According to a report by Independent, one study discovered that the fruit is especially beneficial to those who live by high-fat western diets, since they are known to be rich in chemicals that boost healthy gut bacteria and lower cholesterol.
Grapes are also high in antioxidants which are known to improve health and prevent disease and cancer in humans. Now the team of researchers have found that the antioxidants in grapes can protect the brain against developing dementia by improving the function of neurons or nerve cells.
A second study by the Western New England University researchers revealed that eating grapes can lessen the risk of developing fatty liver disease – a condition caused by the storage of extra fat in the liver – and top-up your life expectancy by an extra five years.
Grapes also burn calories as they are digested which, in turn, helps boost your metabolism, the team’s third study found.

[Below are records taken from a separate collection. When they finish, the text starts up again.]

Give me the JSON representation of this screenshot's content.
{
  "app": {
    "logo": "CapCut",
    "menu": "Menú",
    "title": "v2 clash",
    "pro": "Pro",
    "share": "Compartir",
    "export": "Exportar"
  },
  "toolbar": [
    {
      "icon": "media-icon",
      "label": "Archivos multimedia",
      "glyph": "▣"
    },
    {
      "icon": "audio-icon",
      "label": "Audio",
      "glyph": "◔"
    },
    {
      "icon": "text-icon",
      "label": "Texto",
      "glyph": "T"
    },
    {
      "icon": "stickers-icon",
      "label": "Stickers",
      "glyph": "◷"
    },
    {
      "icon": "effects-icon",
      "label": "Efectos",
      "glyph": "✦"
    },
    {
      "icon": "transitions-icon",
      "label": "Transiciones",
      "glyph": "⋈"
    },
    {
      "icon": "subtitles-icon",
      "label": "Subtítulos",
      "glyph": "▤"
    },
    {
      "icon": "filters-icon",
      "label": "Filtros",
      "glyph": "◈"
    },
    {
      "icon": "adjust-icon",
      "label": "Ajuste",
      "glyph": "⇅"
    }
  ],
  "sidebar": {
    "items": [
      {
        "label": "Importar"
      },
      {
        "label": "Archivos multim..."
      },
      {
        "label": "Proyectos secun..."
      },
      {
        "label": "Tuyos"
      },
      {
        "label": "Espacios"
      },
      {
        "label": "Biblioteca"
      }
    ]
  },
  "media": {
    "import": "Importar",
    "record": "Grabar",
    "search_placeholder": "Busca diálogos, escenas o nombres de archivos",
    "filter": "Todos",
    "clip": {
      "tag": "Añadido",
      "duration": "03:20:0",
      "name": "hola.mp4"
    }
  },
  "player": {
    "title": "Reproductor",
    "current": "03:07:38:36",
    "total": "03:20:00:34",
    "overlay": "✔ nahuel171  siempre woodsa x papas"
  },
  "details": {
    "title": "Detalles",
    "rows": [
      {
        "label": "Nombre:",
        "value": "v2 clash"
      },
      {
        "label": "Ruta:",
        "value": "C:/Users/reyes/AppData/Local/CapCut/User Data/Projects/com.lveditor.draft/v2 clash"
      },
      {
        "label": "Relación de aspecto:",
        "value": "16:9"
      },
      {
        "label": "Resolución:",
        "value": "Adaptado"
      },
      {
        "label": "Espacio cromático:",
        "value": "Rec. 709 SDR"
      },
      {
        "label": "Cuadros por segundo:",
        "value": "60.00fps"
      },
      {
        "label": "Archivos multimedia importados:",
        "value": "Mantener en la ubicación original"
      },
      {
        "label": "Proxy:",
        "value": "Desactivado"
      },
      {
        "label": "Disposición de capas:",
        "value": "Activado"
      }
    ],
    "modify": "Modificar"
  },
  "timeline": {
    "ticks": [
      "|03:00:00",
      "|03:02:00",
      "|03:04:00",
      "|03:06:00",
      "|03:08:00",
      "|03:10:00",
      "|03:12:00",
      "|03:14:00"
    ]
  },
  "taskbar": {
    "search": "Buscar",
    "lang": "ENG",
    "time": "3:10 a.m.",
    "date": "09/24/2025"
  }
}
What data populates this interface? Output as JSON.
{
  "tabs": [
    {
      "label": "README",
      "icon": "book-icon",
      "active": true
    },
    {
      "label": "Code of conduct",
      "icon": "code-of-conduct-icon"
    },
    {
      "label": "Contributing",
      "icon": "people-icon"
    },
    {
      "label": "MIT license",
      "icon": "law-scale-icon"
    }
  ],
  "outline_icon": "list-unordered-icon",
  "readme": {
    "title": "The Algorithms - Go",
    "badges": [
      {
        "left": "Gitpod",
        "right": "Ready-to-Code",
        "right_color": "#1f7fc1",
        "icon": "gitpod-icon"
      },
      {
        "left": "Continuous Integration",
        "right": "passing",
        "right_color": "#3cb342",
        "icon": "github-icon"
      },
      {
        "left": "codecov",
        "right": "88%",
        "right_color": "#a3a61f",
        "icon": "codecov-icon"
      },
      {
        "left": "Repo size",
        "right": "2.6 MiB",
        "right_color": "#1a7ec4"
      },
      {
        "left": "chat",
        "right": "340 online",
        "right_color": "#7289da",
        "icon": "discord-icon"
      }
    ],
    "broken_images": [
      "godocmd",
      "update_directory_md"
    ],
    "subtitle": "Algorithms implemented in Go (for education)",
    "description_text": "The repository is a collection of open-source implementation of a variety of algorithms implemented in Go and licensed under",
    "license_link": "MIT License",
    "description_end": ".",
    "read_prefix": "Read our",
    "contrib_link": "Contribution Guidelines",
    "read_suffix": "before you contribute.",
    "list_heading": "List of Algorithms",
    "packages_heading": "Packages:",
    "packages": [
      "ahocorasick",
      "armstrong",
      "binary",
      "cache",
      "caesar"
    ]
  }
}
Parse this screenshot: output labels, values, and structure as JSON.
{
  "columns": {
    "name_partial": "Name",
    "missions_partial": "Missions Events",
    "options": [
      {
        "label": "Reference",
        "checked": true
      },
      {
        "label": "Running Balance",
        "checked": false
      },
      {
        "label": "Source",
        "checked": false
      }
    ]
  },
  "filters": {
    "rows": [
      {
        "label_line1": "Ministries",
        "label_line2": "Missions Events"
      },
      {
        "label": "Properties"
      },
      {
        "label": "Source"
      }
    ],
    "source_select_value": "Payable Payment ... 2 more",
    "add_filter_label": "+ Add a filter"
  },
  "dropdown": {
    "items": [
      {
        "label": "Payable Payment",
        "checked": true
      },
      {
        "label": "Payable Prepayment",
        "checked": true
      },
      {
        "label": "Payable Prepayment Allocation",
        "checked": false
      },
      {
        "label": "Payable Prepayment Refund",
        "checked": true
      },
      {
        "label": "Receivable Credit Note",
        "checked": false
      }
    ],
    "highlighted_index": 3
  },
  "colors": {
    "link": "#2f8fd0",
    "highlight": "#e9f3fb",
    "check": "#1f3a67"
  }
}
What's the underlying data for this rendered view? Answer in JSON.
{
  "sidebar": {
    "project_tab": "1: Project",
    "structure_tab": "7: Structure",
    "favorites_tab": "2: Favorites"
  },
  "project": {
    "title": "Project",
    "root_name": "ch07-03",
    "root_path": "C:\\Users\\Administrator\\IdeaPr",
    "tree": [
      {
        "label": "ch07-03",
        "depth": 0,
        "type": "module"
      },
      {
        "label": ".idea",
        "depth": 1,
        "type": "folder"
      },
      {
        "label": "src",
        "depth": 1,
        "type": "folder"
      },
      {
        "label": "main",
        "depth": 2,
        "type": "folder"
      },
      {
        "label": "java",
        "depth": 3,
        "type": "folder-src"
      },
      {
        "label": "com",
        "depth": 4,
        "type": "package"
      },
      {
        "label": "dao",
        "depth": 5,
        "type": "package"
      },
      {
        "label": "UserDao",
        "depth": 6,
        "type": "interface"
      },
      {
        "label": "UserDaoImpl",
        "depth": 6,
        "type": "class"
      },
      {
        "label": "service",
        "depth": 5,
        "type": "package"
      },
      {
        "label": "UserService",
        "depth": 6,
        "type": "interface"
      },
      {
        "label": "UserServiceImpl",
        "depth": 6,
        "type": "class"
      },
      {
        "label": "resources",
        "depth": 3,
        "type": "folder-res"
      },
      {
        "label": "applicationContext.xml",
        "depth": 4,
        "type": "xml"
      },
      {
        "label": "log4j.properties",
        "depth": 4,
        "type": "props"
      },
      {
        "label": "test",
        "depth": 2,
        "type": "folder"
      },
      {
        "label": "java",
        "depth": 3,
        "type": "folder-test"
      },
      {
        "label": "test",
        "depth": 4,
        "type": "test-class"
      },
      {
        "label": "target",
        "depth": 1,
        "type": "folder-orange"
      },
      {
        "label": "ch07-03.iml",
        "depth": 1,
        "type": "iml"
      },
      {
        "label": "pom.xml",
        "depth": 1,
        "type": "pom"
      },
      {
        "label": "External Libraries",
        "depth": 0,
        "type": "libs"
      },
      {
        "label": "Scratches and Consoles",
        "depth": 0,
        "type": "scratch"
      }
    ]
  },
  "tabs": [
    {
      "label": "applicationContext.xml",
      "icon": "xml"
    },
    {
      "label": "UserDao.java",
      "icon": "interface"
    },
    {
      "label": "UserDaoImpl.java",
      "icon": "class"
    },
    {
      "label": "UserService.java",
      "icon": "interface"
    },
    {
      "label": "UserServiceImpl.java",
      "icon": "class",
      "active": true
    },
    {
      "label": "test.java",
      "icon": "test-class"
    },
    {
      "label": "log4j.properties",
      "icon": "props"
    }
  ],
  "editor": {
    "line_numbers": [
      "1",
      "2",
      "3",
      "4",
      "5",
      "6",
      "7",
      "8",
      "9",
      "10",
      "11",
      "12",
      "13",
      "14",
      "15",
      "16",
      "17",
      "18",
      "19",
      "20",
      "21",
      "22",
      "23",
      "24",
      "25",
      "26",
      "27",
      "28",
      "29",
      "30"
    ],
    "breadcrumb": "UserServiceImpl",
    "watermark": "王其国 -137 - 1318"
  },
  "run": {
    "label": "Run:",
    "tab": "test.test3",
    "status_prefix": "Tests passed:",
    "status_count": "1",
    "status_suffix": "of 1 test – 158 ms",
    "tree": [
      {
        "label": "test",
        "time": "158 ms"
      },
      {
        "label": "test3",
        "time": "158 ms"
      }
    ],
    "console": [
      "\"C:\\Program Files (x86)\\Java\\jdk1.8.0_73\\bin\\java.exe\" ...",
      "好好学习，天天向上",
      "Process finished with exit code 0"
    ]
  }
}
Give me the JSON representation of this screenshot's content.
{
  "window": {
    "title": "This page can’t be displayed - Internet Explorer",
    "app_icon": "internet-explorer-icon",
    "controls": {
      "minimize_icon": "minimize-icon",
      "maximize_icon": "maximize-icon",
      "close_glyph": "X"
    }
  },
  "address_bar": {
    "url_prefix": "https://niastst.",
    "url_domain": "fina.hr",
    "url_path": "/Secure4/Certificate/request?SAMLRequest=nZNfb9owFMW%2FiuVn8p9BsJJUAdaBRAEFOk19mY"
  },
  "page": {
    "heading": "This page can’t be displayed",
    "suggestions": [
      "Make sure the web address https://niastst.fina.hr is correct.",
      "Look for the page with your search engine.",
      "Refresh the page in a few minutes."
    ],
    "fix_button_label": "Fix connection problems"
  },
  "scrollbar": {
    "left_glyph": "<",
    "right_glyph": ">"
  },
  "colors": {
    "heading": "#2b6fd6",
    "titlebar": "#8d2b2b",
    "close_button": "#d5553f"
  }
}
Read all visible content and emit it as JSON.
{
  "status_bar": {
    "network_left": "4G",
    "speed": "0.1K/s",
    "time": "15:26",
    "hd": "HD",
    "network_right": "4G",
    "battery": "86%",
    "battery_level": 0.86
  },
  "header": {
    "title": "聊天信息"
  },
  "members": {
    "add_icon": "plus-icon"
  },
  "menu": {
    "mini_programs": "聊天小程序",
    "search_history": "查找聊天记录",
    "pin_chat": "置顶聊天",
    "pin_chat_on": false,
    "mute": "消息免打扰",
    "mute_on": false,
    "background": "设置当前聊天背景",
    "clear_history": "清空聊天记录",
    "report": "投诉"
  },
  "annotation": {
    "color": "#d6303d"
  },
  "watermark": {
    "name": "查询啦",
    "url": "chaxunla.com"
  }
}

The studies were conducted on mice that were fed high-fat diets typically consumed in western countries, with only half the mice receiving grape supplements.
The team then compared the brain, liver and metabolic health of the mice who were given grape supplements against those who were not.
“It adds an entirely new dimension to the old saying ‘you are what you eat’,” said Dr. Pezzuto, the study’s co-author and Dean of the College of Pharmaceuticals and Health Sciences at Western New England University.
The professor, who has authored over 600 scientific studies, said that grapes actually change the expression of genes, which he described as “truly remarkable.”
It comes amid studies into how humans switch their genes “on and off” in order to have control over the body’s development throughout life
Exercise, stress, diet, sleep and meditation are all thought to impact the expression of our genes.
While many take antioxidant supplements, Dr Pezzuto said it’s not possible to consume “enough” of an antioxidant to make a “big difference” to your health.
“But if you change the level of antioxidant gene expression, as we observed with grapes added to the diet, the result is a catalytic response that can make a real difference.”
The research was partly funded by The California Table Grape Commission, who provided the grapes used in the experiments.